Au détour d'une
conversation au sujet de la campagne en faveur de la libération de Mohamed
Gharbi, un voisin estime que ce genre d'action, comme tant d'autres, est voué à
l'échec pour bon nombre de considérations que je vais tenter de restituer, tout
en les commentant, chemin faisant.
La société est
fatiguée, dévitalisée, caporalisée contre son gré par un pouvoir fonctionnant à
la répression et à la peur que la répression fait naître, me dit-il. Il n'y a
pas eu de soudure ni d'articulation organisée entre les générations, donc pas
de transmission des valeurs ayant inspiré le combat libérateur. La société
serait en quelque sorte en état d'anomie.
Les valeurs ayant prévalu hier n'ont été
transmises ni par les familles ni par l'école. Bien plus, l'école n'a agi que
comme appareil idéologique d'Etat, dont la fonction essentielle fut de
chloroformer la société des enfants et des jeunes par rapport à la connaissance
de leur histoire.

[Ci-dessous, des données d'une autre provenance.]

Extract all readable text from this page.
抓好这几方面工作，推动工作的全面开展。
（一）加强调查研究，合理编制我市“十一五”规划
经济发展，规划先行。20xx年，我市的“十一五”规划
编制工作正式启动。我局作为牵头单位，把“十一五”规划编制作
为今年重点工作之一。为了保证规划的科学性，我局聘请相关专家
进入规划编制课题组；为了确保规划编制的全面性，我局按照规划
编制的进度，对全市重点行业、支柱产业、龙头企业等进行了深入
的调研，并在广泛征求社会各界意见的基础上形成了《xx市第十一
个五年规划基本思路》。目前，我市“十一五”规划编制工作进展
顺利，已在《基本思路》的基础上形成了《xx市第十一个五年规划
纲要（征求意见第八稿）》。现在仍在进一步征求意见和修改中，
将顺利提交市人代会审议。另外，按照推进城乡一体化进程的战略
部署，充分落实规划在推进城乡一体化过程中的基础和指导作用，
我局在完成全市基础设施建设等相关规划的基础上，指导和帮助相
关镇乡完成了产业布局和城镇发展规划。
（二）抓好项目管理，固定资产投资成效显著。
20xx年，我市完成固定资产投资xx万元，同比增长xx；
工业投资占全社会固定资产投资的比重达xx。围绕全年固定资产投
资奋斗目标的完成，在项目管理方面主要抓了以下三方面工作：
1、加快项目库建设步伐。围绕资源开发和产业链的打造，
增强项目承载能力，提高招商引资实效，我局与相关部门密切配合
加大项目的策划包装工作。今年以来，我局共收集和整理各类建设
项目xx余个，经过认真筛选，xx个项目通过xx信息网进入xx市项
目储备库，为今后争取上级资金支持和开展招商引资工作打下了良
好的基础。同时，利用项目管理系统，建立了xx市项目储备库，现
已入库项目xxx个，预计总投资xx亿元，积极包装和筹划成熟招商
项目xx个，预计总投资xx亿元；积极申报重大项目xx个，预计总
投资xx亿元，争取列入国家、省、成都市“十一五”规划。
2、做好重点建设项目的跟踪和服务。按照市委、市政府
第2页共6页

Mieux, la société politique se conduisait de
telle sorte que ses leaders étaient loin de donner le bon exemple :
clientélisme, tribalisme, clanisme, régionalisme, népotisme, déclarés et
affichés avec ostentation.
Enfin, tous les maux en « isme »
ressurgissaient, pour dessiner une topographie des valeurs tournant le dos à
celles de Novembre 1954 et des manifestations de décembre 1960 et 1961.

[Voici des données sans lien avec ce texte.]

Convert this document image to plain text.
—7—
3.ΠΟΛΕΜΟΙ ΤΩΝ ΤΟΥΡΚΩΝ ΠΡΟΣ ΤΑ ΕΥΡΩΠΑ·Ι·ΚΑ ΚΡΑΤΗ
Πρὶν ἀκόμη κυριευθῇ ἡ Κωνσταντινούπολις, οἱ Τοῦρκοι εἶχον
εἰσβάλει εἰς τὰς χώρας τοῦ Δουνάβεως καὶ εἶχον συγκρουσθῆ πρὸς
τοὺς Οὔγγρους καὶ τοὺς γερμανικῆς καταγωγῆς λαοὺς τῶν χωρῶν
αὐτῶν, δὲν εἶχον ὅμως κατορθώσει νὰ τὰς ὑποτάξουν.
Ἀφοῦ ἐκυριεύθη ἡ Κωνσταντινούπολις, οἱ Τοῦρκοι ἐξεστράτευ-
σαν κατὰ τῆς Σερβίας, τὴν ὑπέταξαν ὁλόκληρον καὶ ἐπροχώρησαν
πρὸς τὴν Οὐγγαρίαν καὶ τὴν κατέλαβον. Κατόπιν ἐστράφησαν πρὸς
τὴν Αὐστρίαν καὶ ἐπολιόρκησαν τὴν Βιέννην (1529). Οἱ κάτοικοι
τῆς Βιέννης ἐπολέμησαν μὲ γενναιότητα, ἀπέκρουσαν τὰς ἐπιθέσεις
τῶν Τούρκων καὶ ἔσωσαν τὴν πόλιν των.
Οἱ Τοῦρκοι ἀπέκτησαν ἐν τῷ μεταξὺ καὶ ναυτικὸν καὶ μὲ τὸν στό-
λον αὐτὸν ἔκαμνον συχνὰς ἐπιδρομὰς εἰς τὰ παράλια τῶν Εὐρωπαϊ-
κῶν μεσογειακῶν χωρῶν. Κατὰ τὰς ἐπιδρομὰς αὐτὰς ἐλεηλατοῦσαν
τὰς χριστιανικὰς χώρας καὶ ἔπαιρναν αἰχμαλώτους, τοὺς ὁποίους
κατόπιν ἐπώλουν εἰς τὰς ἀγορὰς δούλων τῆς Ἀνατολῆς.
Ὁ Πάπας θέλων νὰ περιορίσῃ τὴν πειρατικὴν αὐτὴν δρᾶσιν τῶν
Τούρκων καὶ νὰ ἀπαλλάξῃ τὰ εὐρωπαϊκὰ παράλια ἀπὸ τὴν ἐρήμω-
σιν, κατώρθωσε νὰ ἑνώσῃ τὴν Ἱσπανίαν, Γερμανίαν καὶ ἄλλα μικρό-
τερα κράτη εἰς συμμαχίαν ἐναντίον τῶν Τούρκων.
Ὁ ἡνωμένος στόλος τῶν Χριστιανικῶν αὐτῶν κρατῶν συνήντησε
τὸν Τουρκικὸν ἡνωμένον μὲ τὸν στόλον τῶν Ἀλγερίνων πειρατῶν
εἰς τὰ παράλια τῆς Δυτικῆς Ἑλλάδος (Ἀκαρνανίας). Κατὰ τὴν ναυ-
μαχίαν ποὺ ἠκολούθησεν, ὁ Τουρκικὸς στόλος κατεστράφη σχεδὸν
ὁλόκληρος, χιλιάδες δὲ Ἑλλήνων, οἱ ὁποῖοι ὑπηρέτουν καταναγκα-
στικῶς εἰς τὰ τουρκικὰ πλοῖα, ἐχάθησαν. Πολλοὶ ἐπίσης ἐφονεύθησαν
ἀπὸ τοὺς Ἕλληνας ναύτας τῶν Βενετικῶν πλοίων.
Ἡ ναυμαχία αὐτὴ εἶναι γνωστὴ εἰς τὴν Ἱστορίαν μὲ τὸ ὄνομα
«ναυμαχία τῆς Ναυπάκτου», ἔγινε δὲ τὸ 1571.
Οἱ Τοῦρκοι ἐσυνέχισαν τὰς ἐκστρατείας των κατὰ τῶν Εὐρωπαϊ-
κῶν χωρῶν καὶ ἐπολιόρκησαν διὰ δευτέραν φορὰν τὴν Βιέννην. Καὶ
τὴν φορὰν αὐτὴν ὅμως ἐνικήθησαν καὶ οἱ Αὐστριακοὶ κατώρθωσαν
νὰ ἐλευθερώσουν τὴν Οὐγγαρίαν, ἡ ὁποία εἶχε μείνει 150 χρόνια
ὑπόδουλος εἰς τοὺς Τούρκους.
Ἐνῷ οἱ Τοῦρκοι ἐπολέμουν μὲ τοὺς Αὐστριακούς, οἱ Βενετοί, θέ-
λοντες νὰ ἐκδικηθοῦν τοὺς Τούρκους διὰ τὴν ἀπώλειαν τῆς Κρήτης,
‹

Car, dans le florilège des dates «
révolutionnaires », on minimise celles qui ont vu le surgissement des masses
populaires sur le devant de la scène de l'histoire et de la politique. Novembre
1954 fut l'Å“uvre d'une poignée d'hommes, conscients qu'il fallait rompre, par
la violence, avec le système colonial et que le peuple suivrait le mouvement.
En décembre 1960, c'est le peuple en masse, sous l'égide du FLN, qui prend le
relais des maquis et fait basculer l'équilibre des forces en faveur de la
Révolution.
Toujours le
changement qui interpelle
Aujourd'hui, la
question est de savoir comment changer, comment se battre, sur quelles valeurs,
pour quel projet de société – qui définirait les règles et principes du vivre
ensemble dans une société si diverse et complexe -, en s'appuyant sur quelles
forces, en m'omettant pas, encore une fois, de savoir face à quelle société
réelle, et non pas fantasmée, nous nous trouvons exactement.

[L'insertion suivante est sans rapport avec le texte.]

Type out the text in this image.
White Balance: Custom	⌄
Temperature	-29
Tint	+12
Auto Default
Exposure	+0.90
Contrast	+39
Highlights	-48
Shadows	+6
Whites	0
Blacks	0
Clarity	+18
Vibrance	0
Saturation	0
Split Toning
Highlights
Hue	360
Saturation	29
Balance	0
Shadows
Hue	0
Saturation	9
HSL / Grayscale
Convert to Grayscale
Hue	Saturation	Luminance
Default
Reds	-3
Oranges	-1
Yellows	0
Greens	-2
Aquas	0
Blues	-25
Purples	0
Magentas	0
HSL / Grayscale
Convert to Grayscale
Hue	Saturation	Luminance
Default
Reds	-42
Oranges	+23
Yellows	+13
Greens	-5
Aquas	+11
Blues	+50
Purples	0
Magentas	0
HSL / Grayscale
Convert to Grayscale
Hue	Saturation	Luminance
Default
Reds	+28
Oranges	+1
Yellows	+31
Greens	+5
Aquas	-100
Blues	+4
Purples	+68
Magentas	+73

Une société au trois quarts jeune : 70% de
moins de trente ans, nés pour la plupart à partir de 1980, année de démarrage de
l'école fondamentale dont les dégâts idéo-politiques n'ont pas, jusqu'à
présent, fait l'objet d'une évaluation objective. Ces générations sont
précédées de celles nées avec l'indépendance du pays, dont les représentants,
ayant aujourd'hui entre quarante et cinquante ans, sont, pour les meilleurs
d'entre eux, plus en exil forcé qu'aux affaires et à la gestion de la cité.
Comment ne pas s'interroger pour savoir
quelles traces les principaux « moments » de l'Algérie indépendante ont laissé
sur chaque génération ? L'autogestion de Ben Bella, le socialisme de la période
Boumediène et de ses trois révolutions, le PAP de Chadli, l'ouverture à
l'économe de marché, la montée de l'islamisme. Le tournant du 5 octobre 1988,
récupéré par le système, et la redistribution factice des forces politiques, la
reconnaissance du FIS malgré l'article 42 de la Constitution disposant que «
les partis politiques ne peuvent être fondés sur une base religieuse,
linguistique, raciale, de sexe, corporatiste ou régionalise », l'arrêt du
processus électoral, la montée du terrorisme islamiste, ses séquelles et
traumatismes.
La période de l'espoir mitigé, avec le retour
de Boudiaf, l'éveilleur de novembre, embarqué dans la même institution qu'un
ministre de la Défense nationale n'ayant pas le même parcours, et ne partageant
ni les mêmes vues ni le même projet. Les camps du Sud, décidés par le HCE,
furent autant de centres de formation ouverts à l'idéologie islamiste par
l'Etat répressif et le système dictatorial.
Puis vint Bouteflika et la réconciliation
nationale, en attendant l'amnistie générale dont « les militaires » ne veulent
pas, au regard des milliers de vies perdues dans les rangs de l'ANP.
Que répondre aux
«akoibinistes» ?
Pour répondre à
la question posée par ce voisin, constatant la force du système ainsi que les
faiblesses de la classe politique et de la société, constat aboutissant en fin
de compte à « un à quoi bon » défaitiste, il serait utile d'interroger chacune
de ces périodes, à l'aune des réactions et de la société politique et de la
société civile.
Pour ne retenir que l'essentiel : la montée
de la classe ouvrière dans les années 70, les luttes et les grèves dans le
monde du travail, puis le déclin de la classe ouvrière avec la déstructuration
des entreprises et la fermeture de centaines d'entre elles, ce qui mit plus
d'un demi-million de travailleurs et leurs familles sur la paille.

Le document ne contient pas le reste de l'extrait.